ERA UMA ALMA PENADA
ERA UMA ALMA PENADA
Certa vez, num verão muito quente, era mês de janeiro e por essas manias de esquecer as coisas, pois me esqueci de comprar aqueles produtos para repelir os mosquitos. Já tarde da noite lembrei-me de que havia aqueles refis de aparelho elétrico. Esses são bons e suficientes. Estávamos minha mulher e eu em casa. O lugar era a Rua \Francisco Alves, bem próximo da estação férrea. A noite estava muito calma, dias antes havia acabado uma greve geral de ferroviários, que acamparam ali bem perto por vários dias. Dormimos e acordamos com um mosquital muito intenso, eles davam voos rasantes, os ventiladores estavam parados. O calor estava infernal. Pronto! Estava instalado o caos, houvera um blackout de energia elétrica na cidade. Não conseguimos mais dormir e então levantamos para sentar num só na sala cuja porta dava para a rua e podia ser aberta para diminuir o calor e afastar os mosquitos com o vento que soprava da rua.

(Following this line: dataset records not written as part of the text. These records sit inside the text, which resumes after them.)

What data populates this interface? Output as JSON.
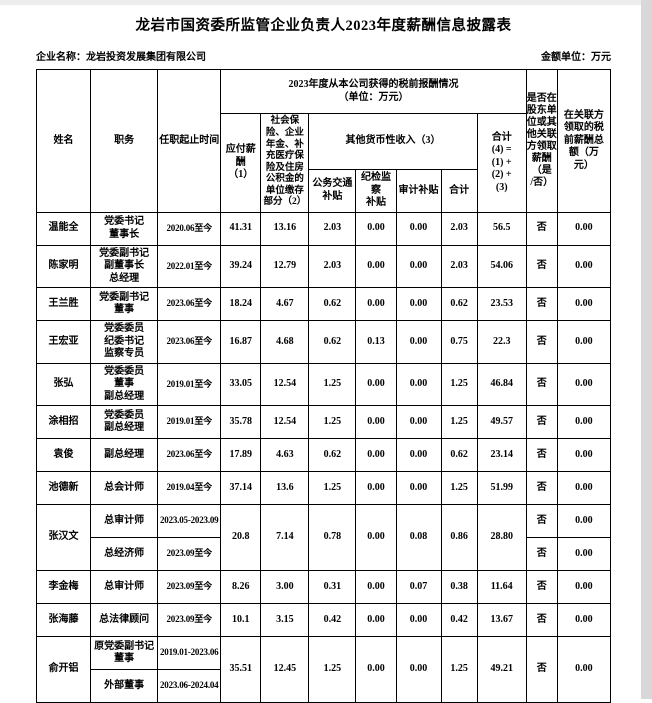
{
  "page": {
    "title": "龙岩市国资委所监管企业负责人2023年度薪酬信息披露表",
    "company_label": "企业名称：",
    "company_name": "龙岩投资发展集团有限公司",
    "unit_label": "金额单位：",
    "unit_value": "万元"
  },
  "table": {
    "header": {
      "name": "姓名",
      "position": "职务",
      "term": "任职起止时间",
      "group": "2023年度从本公司获得的税前报酬情况\n（单位：万元）",
      "payable": "应付薪酬\n（1）",
      "social": "社会保险、企业年金、补充医疗保险及住房公积金的单位缴存部分（2）",
      "other_income": "其他货币性收入（3）",
      "transport": "公务交通\n补贴",
      "discipline": "纪检监察\n补贴",
      "audit": "审计补贴",
      "subtotal": "合计",
      "total": "合计\n(4) =\n(1) +\n(2) +\n(3)",
      "shareholder": "是否在\n股东单\n位或其\n他关联\n方领取\n薪酬\n（是\n/否）",
      "related_total": "在关联方\n领取的税\n前薪酬总\n额（万\n元）"
    },
    "rows": [
      {
        "cells": [
          {
            "t": "温能全"
          },
          {
            "t": "党委书记\n董事长"
          },
          {
            "t": "2020.06至今"
          },
          {
            "t": "41.31"
          },
          {
            "t": "13.16"
          },
          {
            "t": "2.03"
          },
          {
            "t": "0.00"
          },
          {
            "t": "0.00"
          },
          {
            "t": "2.03"
          },
          {
            "t": "56.5"
          },
          {
            "t": "否"
          },
          {
            "t": "0.00"
          }
        ]
      },
      {
        "cells": [
          {
            "t": "陈家明"
          },
          {
            "t": "党委副书记\n副董事长\n总经理"
          },
          {
            "t": "2022.01至今"
          },
          {
            "t": "39.24"
          },
          {
            "t": "12.79"
          },
          {
            "t": "2.03"
          },
          {
            "t": "0.00"
          },
          {
            "t": "0.00"
          },
          {
            "t": "2.03"
          },
          {
            "t": "54.06"
          },
          {
            "t": "否"
          },
          {
            "t": "0.00"
          }
        ]
      },
      {
        "cells": [
          {
            "t": "王兰胜"
          },
          {
            "t": "党委副书记\n董事"
          },
          {
            "t": "2023.06至今"
          },
          {
            "t": "18.24"
          },
          {
            "t": "4.67"
          },
          {
            "t": "0.62"
          },
          {
            "t": "0.00"
          },
          {
            "t": "0.00"
          },
          {
            "t": "0.62"
          },
          {
            "t": "23.53"
          },
          {
            "t": "否"
          },
          {
            "t": "0.00"
          }
        ]
      },
      {
        "cells": [
          {
            "t": "王宏亚"
          },
          {
            "t": "党委委员\n纪委书记\n监察专员"
          },
          {
            "t": "2023.06至今"
          },
          {
            "t": "16.87"
          },
          {
            "t": "4.68"
          },
          {
            "t": "0.62"
          },
          {
            "t": "0.13"
          },
          {
            "t": "0.00"
          },
          {
            "t": "0.75"
          },
          {
            "t": "22.3"
          },
          {
            "t": "否"
          },
          {
            "t": "0.00"
          }
        ]
      },
      {
        "cells": [
          {
            "t": "张弘"
          },
          {
            "t": "党委委员\n董事\n副总经理"
          },
          {
            "t": "2019.01至今"
          },
          {
            "t": "33.05"
          },
          {
            "t": "12.54"
          },
          {
            "t": "1.25"
          },
          {
            "t": "0.00"
          },
          {
            "t": "0.00"
          },
          {
            "t": "1.25"
          },
          {
            "t": "46.84"
          },
          {
            "t": "否"
          },
          {
            "t": "0.00"
          }
        ]
      },
      {
        "cells": [
          {
            "t": "涂相招"
          },
          {
            "t": "党委委员\n副总经理"
          },
          {
            "t": "2019.01至今"
          },
          {
            "t": "35.78"
          },
          {
            "t": "12.54"
          },
          {
            "t": "1.25"
          },
          {
            "t": "0.00"
          },
          {
            "t": "0.00"
          },
          {
            "t": "1.25"
          },
          {
            "t": "49.57"
          },
          {
            "t": "否"
          },
          {
            "t": "0.00"
          }
        ]
      },
      {
        "cells": [
          {
            "t": "袁俊"
          },
          {
            "t": "副总经理"
          },
          {
            "t": "2023.06至今"
          },
          {
            "t": "17.89"
          },
          {
            "t": "4.63"
          },
          {
            "t": "0.62"
          },
          {
            "t": "0.00"
          },
          {
            "t": "0.00"
          },
          {
            "t": "0.62"
          },
          {
            "t": "23.14"
          },
          {
            "t": "否"
          },
          {
            "t": "0.00"
          }
        ]
      },
      {
        "cells": [
          {
            "t": "池德新"
          },
          {
            "t": "总会计师"
          },
          {
            "t": "2019.04至今"
          },
          {
            "t": "37.14"
          },
          {
            "t": "13.6"
          },
          {
            "t": "1.25"
          },
          {
            "t": "0.00"
          },
          {
            "t": "0.00"
          },
          {
            "t": "1.25"
          },
          {
            "t": "51.99"
          },
          {
            "t": "否"
          },
          {
            "t": "0.00"
          }
        ]
      },
      {
        "cells": [
          {
            "t": "张汉文",
            "rs": 2
          },
          {
            "t": "总审计师"
          },
          {
            "t": "2023.05-2023.09"
          },
          {
            "t": "20.8",
            "rs": 2
          },
          {
            "t": "7.14",
            "rs": 2
          },
          {
            "t": "0.78",
            "rs": 2
          },
          {
            "t": "0.00",
            "rs": 2
          },
          {
            "t": "0.08",
            "rs": 2
          },
          {
            "t": "0.86",
            "rs": 2
          },
          {
            "t": "28.80",
            "rs": 2
          },
          {
            "t": "否"
          },
          {
            "t": "0.00"
          }
        ]
      },
      {
        "cells": [
          {
            "t": "总经济师"
          },
          {
            "t": "2023.09至今"
          },
          {
            "t": "否"
          },
          {
            "t": "0.00"
          }
        ]
      },
      {
        "cells": [
          {
            "t": "李金梅"
          },
          {
            "t": "总审计师"
          },
          {
            "t": "2023.09至今"
          },
          {
            "t": "8.26"
          },
          {
            "t": "3.00"
          },
          {
            "t": "0.31"
          },
          {
            "t": "0.00"
          },
          {
            "t": "0.07"
          },
          {
            "t": "0.38"
          },
          {
            "t": "11.64"
          },
          {
            "t": "否"
          },
          {
            "t": "0.00"
          }
        ]
      },
      {
        "cells": [
          {
            "t": "张海藤"
          },
          {
            "t": "总法律顾问"
          },
          {
            "t": "2023.09至今"
          },
          {
            "t": "10.1"
          },
          {
            "t": "3.15"
          },
          {
            "t": "0.42"
          },
          {
            "t": "0.00"
          },
          {
            "t": "0.00"
          },
          {
            "t": "0.42"
          },
          {
            "t": "13.67"
          },
          {
            "t": "否"
          },
          {
            "t": "0.00"
          }
        ]
      },
      {
        "cells": [
          {
            "t": "俞开铝",
            "rs": 2
          },
          {
            "t": "原党委副书记\n董事"
          },
          {
            "t": "2019.01-2023.06"
          },
          {
            "t": "35.51",
            "rs": 2
          },
          {
            "t": "12.45",
            "rs": 2
          },
          {
            "t": "1.25",
            "rs": 2
          },
          {
            "t": "0.00",
            "rs": 2
          },
          {
            "t": "0.00",
            "rs": 2
          },
          {
            "t": "1.25",
            "rs": 2
          },
          {
            "t": "49.21",
            "rs": 2
          },
          {
            "t": "否",
            "rs": 2
          },
          {
            "t": "0.00",
            "rs": 2
          }
        ]
      },
      {
        "cells": [
          {
            "t": "外部董事"
          },
          {
            "t": "2023.06-2024.04"
          }
        ]
      }
    ]
  }
}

Que vento, que nada. Ficamos ali nos abandando e o tempo foi passando. Escuridão total madrugada adentro. Então tive a ideia de acender uma vela. Tateei a procura da luminária, encontrei-a e acendi-a deixando perto da porta. Na rua nenhum movimento, escuridão e silêncio total. Ficamos ali conversando, o calor e os mosquitos não nos deixavam dormir. Noite estranha, não passava ninguém, nem os ferroviários que se deslocava ao serviço, nem aqueles que voltavam de seus turnos. De repente, sem que houvesse movimento na rua, uma voz ecoou perguntando assim:
-Tem luz aí?
Deus do céu, que cagaço! Mas reagi e, homem prevenido como sempre fui, peguei rapidamente o meu revólver, sempre carregado e sempre ao alcance da mão direita, levantei rápido e saí cuidadosamente para a rua. Espiei bem para um lado e para outro, depois sai para a rua e encostado a uma cerca de lídias do terreno do vizinho, fui até o canto da esquina. Se fosse algum ferroviário, chegaria ao portão da rede, onde eles batiam o ponto e entravam na empresa, caso contrário uma pessoa seguiria pela Rua Vinte de Setembro à esquerda ou à direita. Olhei e não vi nada nem ninguém. Cauteloso retornei encostado à cerca, alcancei o portão, porém antes de abri-lo ouvi a mesma voz dizendo:
-Tem luz aí?
-Que escuridão!
Claro que não tinha mais luz nenhuma, porque já havíamos apagado a vela ao ouvir as primeiras palavras da alma penada. Era certamente uma alma penada.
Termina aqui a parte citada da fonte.